Trotz sinkender Rohölpreise und der Einführung eines Tankrabatts steigen die Benzinpreise an den Tankstellen wieder an. Der ADAC kommt zu dem Schluss, dass die Senkung der Energiesteuer noch nicht vollständig an die Verbraucher weitergegeben wurde. Die Mineralölwirtschaft wehrt sich gegen diese Vorwürfe.
Aktuell sind viele Autofahrer enttäuscht, da sie durch den Tankrabatt eine stärkere Entlastung erwartet hatten. Nach einem anfänglichen Rückgang der Preise am ersten Tag der Steuersenkung zeigen die aktuellen Zahlen des ADAC und des Bundeskartellamts, dass die Preise an den Zapfsäulen wieder steigen.

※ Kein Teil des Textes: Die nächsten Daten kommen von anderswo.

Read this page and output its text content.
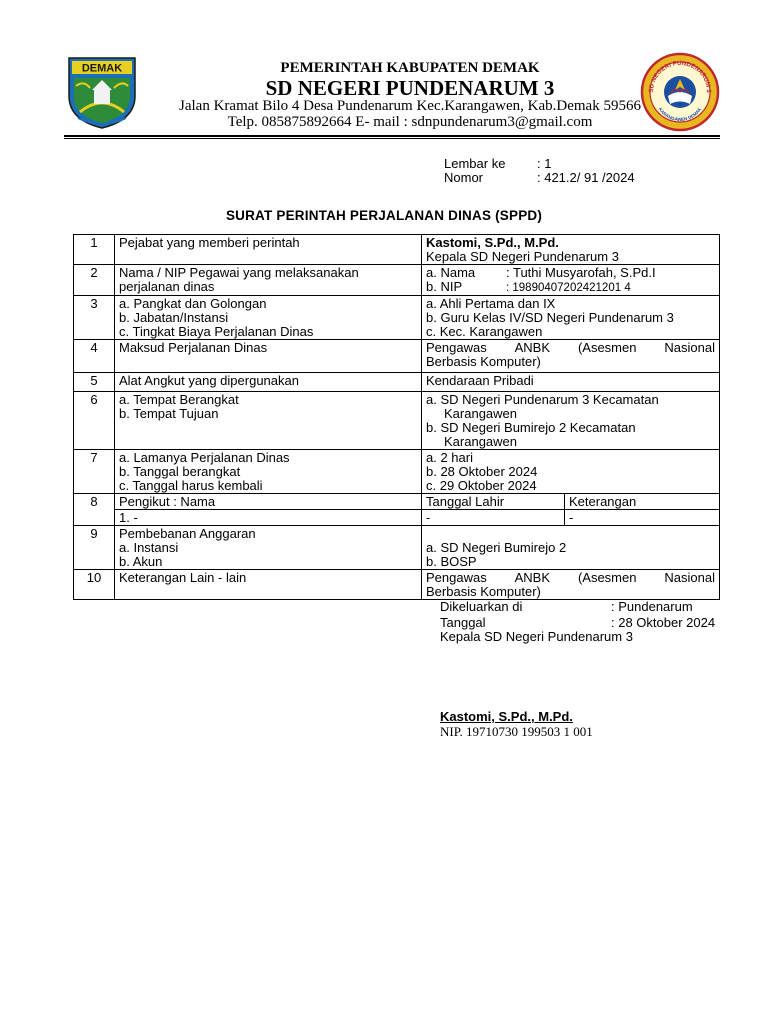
DEMAK
SD NEGERI PUNDENARUM 3
KARANGAWEN DEMAK
PEMERINTAH KABUPATEN DEMAK
SD NEGERI PUNDENARUM 3
Jalan Kramat Bilo 4 Desa Pundenarum Kec.Karangawen, Kab.Demak 59566
Telp. 085875892664 E- mail : sdnpundenarum3@gmail.com
Lembar ke : 1
Nomor	: 421.2/ 91 /2024
SURAT PERINTAH PERJALANAN DINAS (SPPD)
1	Pejabat yang memberi perintah	Kastomi, S.Pd., M.Pd.
Kepala SD Negeri Pundenarum 3	

2	Nama / NIP Pegawai yang melaksanakan
perjalanan dinas	a. Nama : Tuthi Musyarofah, S.Pd.I
b. NIP : 19890407202421201 4	

3	a. Pangkat dan Golongan
b. Jabatan/Instansi
c. Tingkat Biaya Perjalanan Dinas	a. Ahli Pertama dan IX
b. Guru Kelas IV/SD Negeri Pundenarum 3
c. Kec. Karangawen	

4	Maksud Perjalanan Dinas	Pengawas ANBK (Asesmen Nasional
Berbasis Komputer)	

5	Alat Angkut yang dipergunakan	Kendaraan Pribadi	
6	a. Tempat Berangkat
b. Tempat Tujuan	a. SD Negeri Pundenarum 3 Kecamatan
Karangawen
b. SD Negeri Bumirejo 2 Kecamatan
Karangawen	

7	a. Lamanya Perjalanan Dinas
b. Tanggal berangkat
c. Tanggal harus kembali	a. 2 hari
b. 28 Oktober 2024
c. 29 Oktober 2024	

8	Pengikut : Nama	Tanggal Lahir	Keterangan
	1. -	-	-
9	Pembebanan Anggaran
a. Instansi
b. Akun	a. SD Negeri Bumirejo 2
b. BOSP	

10	Keterangan Lain - lain	Pengawas ANBK (Asesmen Nasional
Berbasis Komputer)	
Dikeluarkan di	: Pundenarum
Tanggal	: 28 Oktober 2024
Kepala SD Negeri Pundenarum 3
Kastomi, S.Pd., M.Pd.
NIP. 19710730 199503 1 001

Ein Drittel der Autofahrer ist wegen der hohen Spritpreise seltener unterwegs und sucht nach alternativen Verkehrsmitteln.
Bereits am Sonntag lagen die Preise für Superbenzin und Diesel im bundesweiten Durchschnitt nur noch zwischen 10 und 11 Cent unter dem Niveau vom letzten Tag vor der Einführung des Rabatts. Dies ist deutlich weniger als die vorübergehende Steuersenkung von 16,7 Cent pro Liter. Der ADAC stellt fest, dass die Energiesteuersenkung von knapp 17 Cent „noch immer nicht vollständig an die Verbraucher weitergegeben wurde“.
Kraftstoffpreise im Überblick
Die Entwicklung der Kraftstoffpreise in den letzten fünf Tagen zeigt, dass die bundesweiten Durchschnittspreise (in Euro je Liter) für Superbenzin, Super E10 und Diesel regelmäßig aktualisiert werden. Am 30. April kostete Super E10 laut ADAC im bundesweiten Durchschnitt 2,126 Euro pro Liter, während Diesel bei 2,215 Euro lag. Am Freitag fielen die Preise auf 1,989 Euro für E10 und 2,079 Euro für Diesel, stiegen jedoch bis Sonntag wieder an.
Preisentwicklung und Marktreaktionen
Eine Sprecherin des ADAC kritisierte, dass die Mineralölkonzerne die Preise erneut erhöhen, ohne dass dies durch einen Anstieg des Rohölpreises gerechtfertigt wäre. Der Verbraucherzentrale-Bundesverband äußerte Bedenken, dass der Tankrabatt nicht vollständig bei den Verbrauchern ankommt und sprach von einem „Konzernrabatt“. SPD-Fraktionschef Matthias Miersch betonte, dass dies nicht akzeptabel sei und möglicherweise Anpassungen an den Maßnahmen erforderlich seien. In diesem Zusammenhang wird auch auf die Energiekrise verwiesen, die weitere Maßnahmen notwendig machen könnte.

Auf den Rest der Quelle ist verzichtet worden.